In der Nachkriegszeit hatten die Roskopf-Uhren eine ähnliche Funktion wie die Swatch nach der Krise der Uhrenindustrie. Dank ihres modischen Aussehens und ihrem günstigen Preis waren auch die Roskopf-Uhren «Wegbereiter für die Qualitätsuhr», wie es der Verwaltungsratspräsident der Roamer, Leo Meyer, im Jahr 1964 verkündete.
Die Uhrenfabriken Roamer in Solothurn und Lanco in Langendorf, die beide zu ihren besten Zeiten um 1200 bis 1500 Beschäftigte zählten, gehörten zu den frühen Promotoren von relativ billigen, aber qualitativ guten Roskopf-Uhren, wobei sie aber auch Anker-Uhren herstellten.
Roskopf-Uhren waren in der Schweiz zu jener Zeit verpönt und nur auf mehrmaliges Nachfragen holten die Uhrenverkäufer aus den unteren Schubladen der Verkaufsläden diese Uhren hervor, um sie einem zu zeigen.
Das hatte Folgen: Bis heute hat sich sowohl die Wissenschaft als auch die Solothurner Geschichtsschreibung kaum mit diesem Uhrentyp beschäftigt, obwohl dessen eigentliches Produktionszentrum Grenchen und Umgebung war. Rund drei Viertel der in der Schweiz hergestellten Rohwerke für Roskopf-Uhren und rund die Hälfte der fertiggestellten Uhren stammten aus dem Raum Grenchen.
Dabei leisteten die Roskopf-Uhren als Zeitmesser für die arbeitende Bevölkerung einen wichtigen Beitrag zum Aufschwung der Uhrenindustrie im Leberberg. Zwar wurden die technischen Innovationen in der Schweiz entwickelt. Aber es waren die von den USA ausgehenden Ideen und neuen Arbeits-Konzepte, welche die Grundlage für die Massenproduktion von Uhren bereitstellten: Allmählich setzte sich nach der Weltausstellung in Philadelphia im Jahre 1876 in der schweizerischen Industrie und – vor allem auch in der Uhrenindustrie – die Einsicht durch, es müsse vermehrt auf eine mechanisierte und standardisierte Massenproduktion übergegangen werden.
Nur so könne die Nachfrage nach billigen Uhren durch die durch die Industrialisierung stark wachsende Zahl an Lohnempfängern gedeckt und der Konkurrenz aus Amerika begegnet werden.

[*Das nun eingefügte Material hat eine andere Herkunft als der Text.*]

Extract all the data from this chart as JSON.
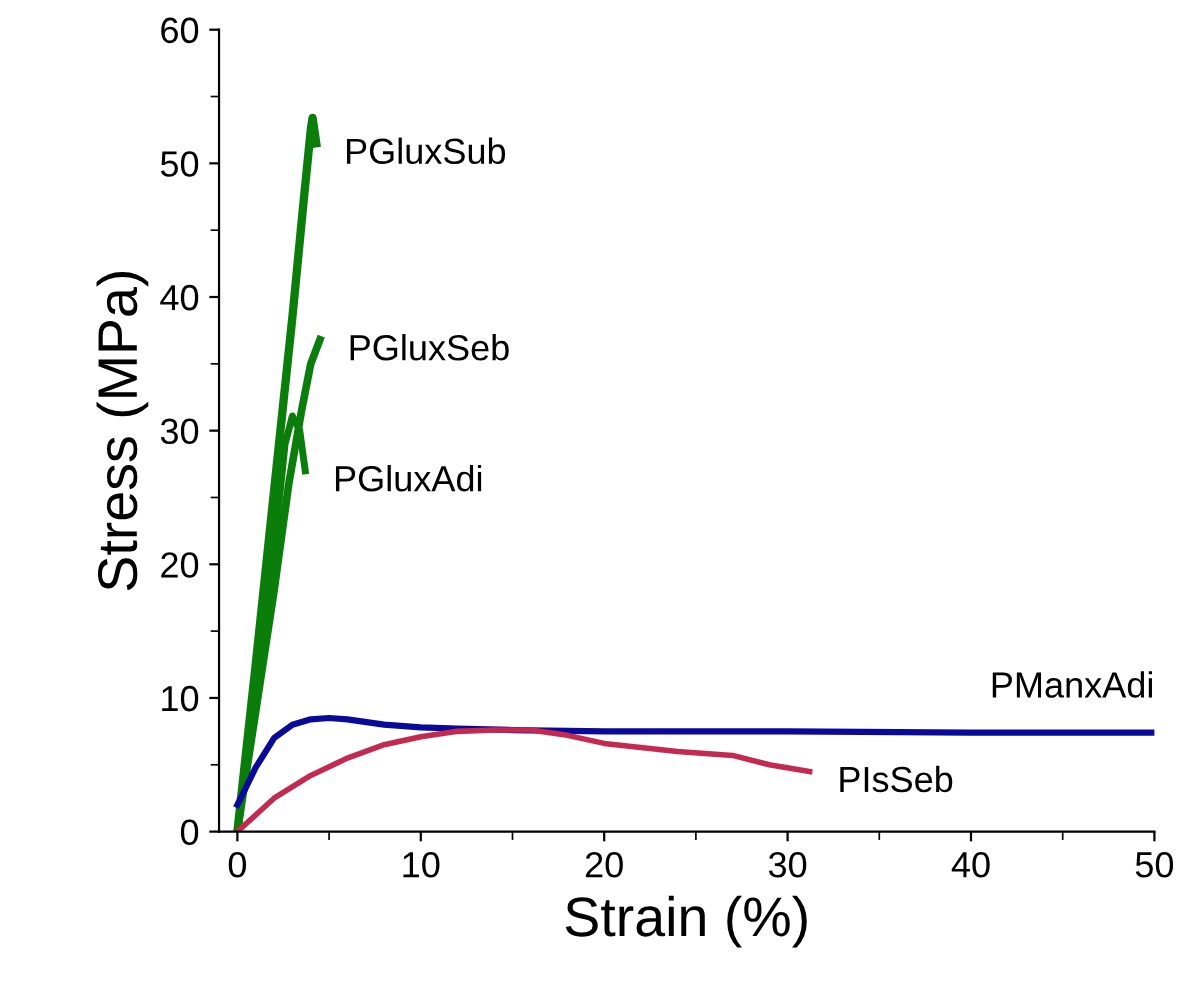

Billige und zugleich zuverlässige Uhren wurden zunehmend zu einer Notwendigkeit, um den industriellen Aufschwung im Gang zu halten: Um beispielsweise die Pünktlichkeit der Züge zu garantieren, verteilte die eidgenössische Eisenbahndirektion 1910 an die Bahnhofvorstände hochpräzise Uhren der Marke «Zenith», während das Bahnpersonal auf die Uhren der Marke «Roskopf» angewiesen war. Etwas anderes konnten sie sich nicht leisten. Eine «Roskopf»-Uhr kostete in dieser Zeit rund einen Arbeiter-Wochenlohn.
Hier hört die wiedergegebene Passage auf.